Cultivation of Mycobacterium Leprae

McKinley and Soule 1 reported the successful cultivation of Mycobacterium leprae, obtained from Puerto Rican lepers, on several culture media. Subsequent reports were made by Soule and McKinley 2 , 3 when their nonchromogenic strain of acid-fast bacilli, believed to be the true Mycobacterium leprae, had been carried through the eighth and sixteenth generations respectively, the latter representing cultivation over a period of 18 months. Experimental protocols were also presented dealing with suggestive experimental lesions produced in 2 species of monkeys. In the cultivation work it was apparent that the leprosy microbe was maintained on artificial media with greater difficulty with each generation or transfer. In the sixteenth generation, so-called, after the organism had been on artificial media for some 18 months, only 2 definitely positive cultures resulted. One of these cultures has been employed in an attempt to ascertain better methods of cultivation.

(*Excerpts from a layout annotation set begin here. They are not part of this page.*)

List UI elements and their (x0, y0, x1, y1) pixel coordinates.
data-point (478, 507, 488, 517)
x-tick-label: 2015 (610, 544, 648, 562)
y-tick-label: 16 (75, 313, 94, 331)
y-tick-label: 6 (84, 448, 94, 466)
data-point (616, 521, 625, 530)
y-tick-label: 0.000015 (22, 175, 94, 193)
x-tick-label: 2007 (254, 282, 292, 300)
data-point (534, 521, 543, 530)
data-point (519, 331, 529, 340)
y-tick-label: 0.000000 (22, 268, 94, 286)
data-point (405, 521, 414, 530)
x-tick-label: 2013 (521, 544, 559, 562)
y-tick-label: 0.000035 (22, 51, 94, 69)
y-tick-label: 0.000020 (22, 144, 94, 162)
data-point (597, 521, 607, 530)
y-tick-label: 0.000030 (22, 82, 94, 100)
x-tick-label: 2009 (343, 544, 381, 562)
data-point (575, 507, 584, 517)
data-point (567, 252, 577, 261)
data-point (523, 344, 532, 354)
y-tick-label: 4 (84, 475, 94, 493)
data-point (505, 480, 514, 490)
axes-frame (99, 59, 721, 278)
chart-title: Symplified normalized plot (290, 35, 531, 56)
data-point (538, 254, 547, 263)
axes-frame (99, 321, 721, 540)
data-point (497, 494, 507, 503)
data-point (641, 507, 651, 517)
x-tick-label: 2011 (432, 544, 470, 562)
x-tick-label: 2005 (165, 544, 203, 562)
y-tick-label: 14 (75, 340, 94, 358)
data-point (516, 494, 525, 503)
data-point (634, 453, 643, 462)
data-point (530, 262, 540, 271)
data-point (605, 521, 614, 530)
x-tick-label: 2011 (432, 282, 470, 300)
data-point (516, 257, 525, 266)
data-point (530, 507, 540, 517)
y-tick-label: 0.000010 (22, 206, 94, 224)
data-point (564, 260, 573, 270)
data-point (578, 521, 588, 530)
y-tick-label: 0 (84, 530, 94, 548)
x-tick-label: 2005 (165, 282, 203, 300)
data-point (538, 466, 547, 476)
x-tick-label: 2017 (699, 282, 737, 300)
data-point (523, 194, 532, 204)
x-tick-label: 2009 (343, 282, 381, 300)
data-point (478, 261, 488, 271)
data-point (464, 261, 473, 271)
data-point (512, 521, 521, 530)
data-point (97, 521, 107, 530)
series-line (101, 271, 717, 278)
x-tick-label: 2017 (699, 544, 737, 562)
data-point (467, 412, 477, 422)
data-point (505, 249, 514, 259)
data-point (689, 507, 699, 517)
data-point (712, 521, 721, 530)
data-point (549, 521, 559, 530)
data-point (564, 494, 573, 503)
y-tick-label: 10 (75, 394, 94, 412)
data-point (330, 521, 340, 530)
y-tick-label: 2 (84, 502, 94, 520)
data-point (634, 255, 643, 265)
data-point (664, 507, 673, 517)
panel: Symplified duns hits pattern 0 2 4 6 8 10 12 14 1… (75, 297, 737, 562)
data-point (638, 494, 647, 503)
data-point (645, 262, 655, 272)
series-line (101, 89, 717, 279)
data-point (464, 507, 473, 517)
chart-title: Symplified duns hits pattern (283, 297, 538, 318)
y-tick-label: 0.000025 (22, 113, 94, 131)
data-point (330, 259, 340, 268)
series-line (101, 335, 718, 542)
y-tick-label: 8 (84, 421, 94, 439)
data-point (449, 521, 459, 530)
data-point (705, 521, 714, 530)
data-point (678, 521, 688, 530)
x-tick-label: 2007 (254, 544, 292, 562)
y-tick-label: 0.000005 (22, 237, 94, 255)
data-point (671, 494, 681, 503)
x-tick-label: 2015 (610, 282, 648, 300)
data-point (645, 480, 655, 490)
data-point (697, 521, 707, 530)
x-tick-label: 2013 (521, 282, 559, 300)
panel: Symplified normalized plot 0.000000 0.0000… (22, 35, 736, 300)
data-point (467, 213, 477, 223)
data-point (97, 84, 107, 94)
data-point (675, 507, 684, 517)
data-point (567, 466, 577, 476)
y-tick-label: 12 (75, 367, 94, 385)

A logical procedure was to attempt cultivation in embryonic tissue. Minced chick embryo 7 to 11 days old, was washed and suspended in Tyrode's solution. Human embryonic tissue has also been employed, but with less success. In the chick embryo, suspension, growth of the original Mycobacterium leprae has been stimulated. Growth is obtained within 5 days under C02 and O tension as well as under ordinary atmospheric conditions in the incubator. Several additional generations or transfers have been added to the 16 previously reported with this organism. Growth of Mycobacterium leprae has also been obtained with human embryonic spleen tissue suspended in Tyrode's solution, but this tissue is more difficult to obtain and is no longer employed in our routine culture work. With the young chick embryo tissue medium we are now able to cultivate, apparently indefinitely, this strain of Mycobacterium leprae.